MONNE.—Après un court amorçage, il fait tout seul 30 à 40 mouvements de répétition; mais ces mouvements s'arrêtent tout seuls; le sujet sans qu'on l'y ait aidé, est arrivé à supprimer les mouvements inconscients, et de nouveaux amorçages ne provoquent plus rien. Cet exemple, ajouté au précédent, nous montre que l'automatisme des mouvements est un phénomène fugitif, qui peut se supprimer brusquement.
Nous avons cherché à fixer davantage l'attention de Monne, en le priant de lire attentivement une page d'un livre de physique amusante; pendant cette lecture, le mouvement a été supprimé.
DELANS.—Cet élève présente un automatisme moteur plus développé et plus stable que celui de Monne. Après un court amorçage, le mouvement de répétition commence, très net et très énergique; il se continue indéfiniment; le sujet suit avec la main les battements du métronome, en montrant beaucoup de régularité. Nous le prions, au bout de quelque temps, de lire une page de physique amusante; il continue ses mouvements pendant la lecture, mais le mouvement devient moins régulier, il cesse d'être synchrone avec les battements du métronome.
SAGA.—Encore un bel exemple d'automatisme très net et très stable; les mouvements se produisent après un court amorçage, et se continuent soit que le sujet écoute le métronome, soit qu'il s'absorbe dans la lecture; au bout de quelque temps, nous arrêtons sa main. Nous demandons à Saga, s'il pense avoir aidé notre mouvement sur le balancier ou s'il pense avoir résisté au mouvement.
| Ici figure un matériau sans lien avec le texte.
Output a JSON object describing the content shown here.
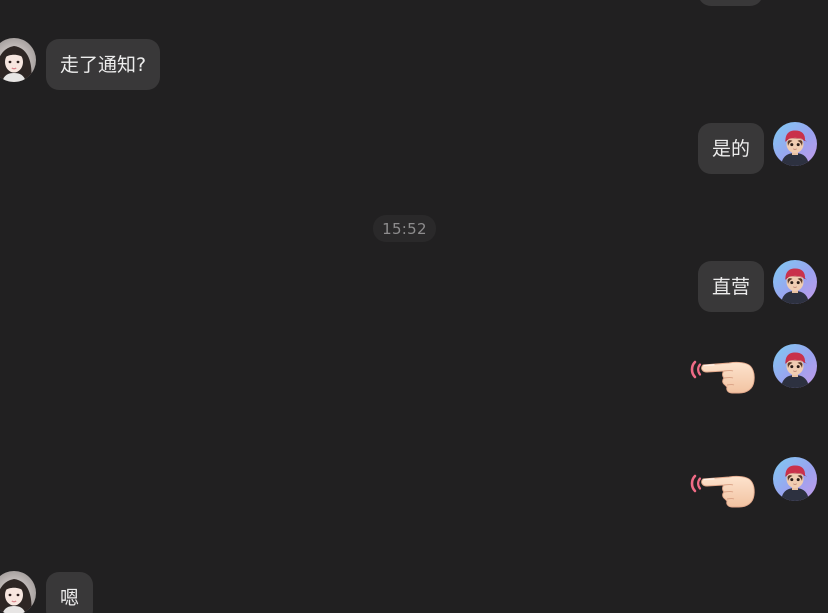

Sa réponse nous est qu'il a aidé: nous le prions alors de recommencer en laissant complètement aller sa main; nous reprenons, et ses mouvements de répétition sont aussi nets que la première fois. C'est un sujet qui ne s'est pas contrôlé.
BIEN.—Après un amorçage de 10 mouvements, il fait spontanément 30 mouvements de suite; je l'arrête, je l'interroge, il reconnaît avoir un peu aidé mon mouvement; à la seconde reprise, comme il a été averti, les mouvements de répétition disparaissent presque complètement, on n'en compte plus que 2.
POU.—Après un amorçage extrêmement court, il exécute 50 mouvements de répétition: ce mouvement se prolonge pendant la lecture. Sur interrogation, il reconnaît qu'il a un peu aidé mon mouvement; à la reprise, son automatisme persiste. Curieux de savoir s'il arriverait à se reprendre, je l'avertis de nouveau qu'il doit avoir soin de ne pas m'aider; alors à la seconde reprise, son automatisme cesse.
MARTIN.—L'automatisme apparaît tout au début, mais il diminue rapidement; il commence par diminuer d'intensité; le mouvement devient plus léger, plus incomplet, et il cesse; pendant la lecture, on arrive encore à l'amorcer, mais il dure peu. Plus l'expérience se prolonge, plus l'automatisme diminue; c'est comme si le sujet reprenait de lui-même le contrôle de ses mouvements.
MIEN.—Exemple analogue. Les premiers mouvements de répétition apparaissent très rapidement, et sont très vigoureux; puis ils disparaissent d'eux-mêmes; on ne peut pas, en l'amorçant, lui faire produire plus de 4 à 6 mouvements; la lecture ne change pas les résultats.
OBRE.—Automatisme très brillant, qui se manifeste après un court apprentissage, et persiste indéfiniment, pendant l'audition du métronome et pendant la lecture; interrogé, le sujet ne se rend compte de rien, il croit même m'avoir un peu résisté.
MÉRI.—Excellent automate; apprentissage rapide; malgré les avertissements, ne peut pas se reprendre.